Marie’s compassion knew no limits.

There I was contemplating Sweet Marie on her 100th birthday.  It certainly was an honor to be her guest, and now her granddaughter-in-law.  Marie looked beautiful, elegant, radiant.  Marie was having a happy birthday.  She was indulging in what her passion in life was:  being with people.  Family, and nursing home residents she made friends with made her the best birthday present.  And her last one, as she peacefully met the Lord a month later. 

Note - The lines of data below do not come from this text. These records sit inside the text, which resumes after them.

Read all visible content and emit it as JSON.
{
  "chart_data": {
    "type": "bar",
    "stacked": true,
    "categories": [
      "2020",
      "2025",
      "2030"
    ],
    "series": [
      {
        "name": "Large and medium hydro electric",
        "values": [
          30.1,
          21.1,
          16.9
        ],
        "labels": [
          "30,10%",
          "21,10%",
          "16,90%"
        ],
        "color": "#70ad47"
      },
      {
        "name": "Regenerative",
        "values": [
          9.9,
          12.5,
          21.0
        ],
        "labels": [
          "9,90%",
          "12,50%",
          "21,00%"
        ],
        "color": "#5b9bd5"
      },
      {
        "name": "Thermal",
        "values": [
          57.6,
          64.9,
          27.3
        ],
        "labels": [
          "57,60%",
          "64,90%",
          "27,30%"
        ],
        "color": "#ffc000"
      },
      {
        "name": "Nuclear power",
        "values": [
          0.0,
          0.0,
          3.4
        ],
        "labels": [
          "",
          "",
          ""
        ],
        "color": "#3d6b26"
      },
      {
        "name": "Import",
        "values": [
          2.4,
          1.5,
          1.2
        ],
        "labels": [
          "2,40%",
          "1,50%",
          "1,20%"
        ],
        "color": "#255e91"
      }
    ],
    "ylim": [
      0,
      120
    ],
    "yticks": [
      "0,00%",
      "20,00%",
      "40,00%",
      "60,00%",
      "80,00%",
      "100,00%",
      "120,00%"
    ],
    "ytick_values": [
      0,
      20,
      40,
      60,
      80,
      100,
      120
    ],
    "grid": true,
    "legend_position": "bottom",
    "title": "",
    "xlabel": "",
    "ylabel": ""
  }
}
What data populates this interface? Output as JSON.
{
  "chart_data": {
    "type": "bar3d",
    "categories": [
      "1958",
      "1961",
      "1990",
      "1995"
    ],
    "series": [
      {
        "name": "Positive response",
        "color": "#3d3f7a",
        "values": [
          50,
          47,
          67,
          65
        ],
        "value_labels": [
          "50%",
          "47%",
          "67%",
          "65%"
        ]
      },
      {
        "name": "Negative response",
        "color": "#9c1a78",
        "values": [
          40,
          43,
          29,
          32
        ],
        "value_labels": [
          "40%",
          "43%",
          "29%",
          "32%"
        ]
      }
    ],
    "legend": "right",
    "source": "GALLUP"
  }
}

Immersed in my thoughts, inspired by Marie, I look out the window.  The snowstorm is getting heavy.  I am glad I have the day off.  I spin around and go back to the dining table where I have my laptop.  Unexpectedly, I spot a card lying on the keyboard.  Someone had snuck in and laid it on my computer while I was distracted at the window.  As I am unfolding the card, my cell phone rings.  An unknown number. 

“Hello?” I answer.

“Happy birthday!” One of the girls from work exclaims.

“Thanks!” I cheerfully replied, smiling. 

“Guess what? You got flowers!” 

“Uh? Who sent them?”

“I don’t know. The card is sealed. What do you want us to do with the flowers?”

“Place them in the refrigerator, please. And thank you so much for letting me know.”

“Sure. Enjoy your day!”

I glare at my husband and my son Ernie who are nearby conversing.  I can sense that they know about my phone call.

“Who sent me flowers!?” I ask, showing a crooked smile.

They look at each other, and chuckle. Then they resume their conversation about the blizzard and the winter storm warning.

I turn around—grinning— feeling thankful for my loving family.  I sip my coffee, place my fingers on my laptop keyboard—as I was taught in typing class in high school.  And my thoughts start to unravel as I start typing a new story.  A story about flowers and dreams.